Multicollinearity



Youtube Link: http://www.youtube.com/watch?v=Ybzc3AB1E-E

Parts:

See also:


Commentary:

There is a tendency in the literature to use the words collinearity and multicollinearity interchangeably. However, there is probably some benefit to distinguishing the two words. Strictly speaking, collinearity is observed when two variables are correlated at 1.0 or -1.0 with each other (Pedhazur, 1997). In practice, collinearity may be said to be observed when two independent variables included in a multiple regression analysis correlate with each other very highly (say, .95 or higher).

By contrast, multicollinearity may be said to be observed when two or more independent variables as a combination predict a very substantial percentage of another independent variable's variance. Precisely how much of the variance must be shared is a matter of discussion. However, the implications are serious, as the presence of collinearity or multicollinearity is known to affect adversely the estimation of regression statistics.
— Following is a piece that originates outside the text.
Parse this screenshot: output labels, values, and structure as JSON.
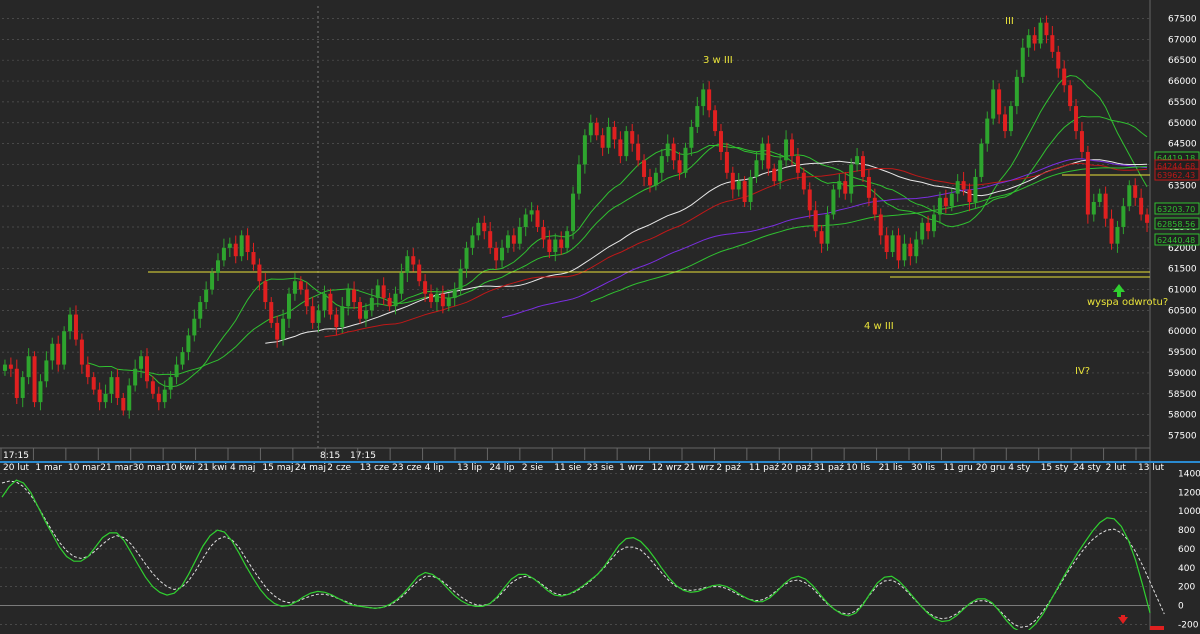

In particular, the presence of multicollinearity may be expected to impact the accuracy of beta weights and/or standard errors.
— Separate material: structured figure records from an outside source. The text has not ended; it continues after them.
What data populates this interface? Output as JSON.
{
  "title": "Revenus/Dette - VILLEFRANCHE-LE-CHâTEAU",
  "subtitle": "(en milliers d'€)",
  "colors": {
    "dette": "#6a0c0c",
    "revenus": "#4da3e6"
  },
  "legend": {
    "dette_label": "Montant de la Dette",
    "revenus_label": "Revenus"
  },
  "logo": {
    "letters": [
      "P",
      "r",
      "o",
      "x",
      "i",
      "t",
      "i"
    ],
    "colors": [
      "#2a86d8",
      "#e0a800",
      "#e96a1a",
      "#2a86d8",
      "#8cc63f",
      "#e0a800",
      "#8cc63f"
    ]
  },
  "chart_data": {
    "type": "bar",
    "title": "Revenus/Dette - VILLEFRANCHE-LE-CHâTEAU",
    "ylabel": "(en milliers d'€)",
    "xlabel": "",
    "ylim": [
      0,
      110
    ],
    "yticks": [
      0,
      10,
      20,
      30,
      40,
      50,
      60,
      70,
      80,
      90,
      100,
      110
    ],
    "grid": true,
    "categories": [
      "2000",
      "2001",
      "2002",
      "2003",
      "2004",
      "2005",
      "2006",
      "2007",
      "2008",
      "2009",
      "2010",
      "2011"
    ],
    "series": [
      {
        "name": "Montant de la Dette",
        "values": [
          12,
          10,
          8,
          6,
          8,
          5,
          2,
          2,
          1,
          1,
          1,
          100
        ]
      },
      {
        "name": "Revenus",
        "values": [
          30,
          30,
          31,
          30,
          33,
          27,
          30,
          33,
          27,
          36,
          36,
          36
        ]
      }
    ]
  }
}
Although a suggestive indication of the presence of multicollinearity may be achieved by an examination of the correlation matrix, the two most common methods used to diagnose multicollinearity are tolerance and the variance inflation factor. More sophisticated techniques include the use of condition indices in conjunction with the variance-decomposition proportions (Belsey, Kuh, & Welsch, 2004).

See also

● Variance inflation factor

References

● Belsey, D. A., Kuh, E., & Welsch, R. E. (2004). Regression diagnostics: Identifying influential data and sources of collinearity  . New York: Wiley.
  
● Pedhazur, E. J. (1997). Multiple regression in behavioral research. South Melbourne: Wadsworth.

Further Reading

O'Brien, R. M. (2007). A caution regarding rules of thumb for variance inflation factors. Quality & Quantity, 41, 673-690.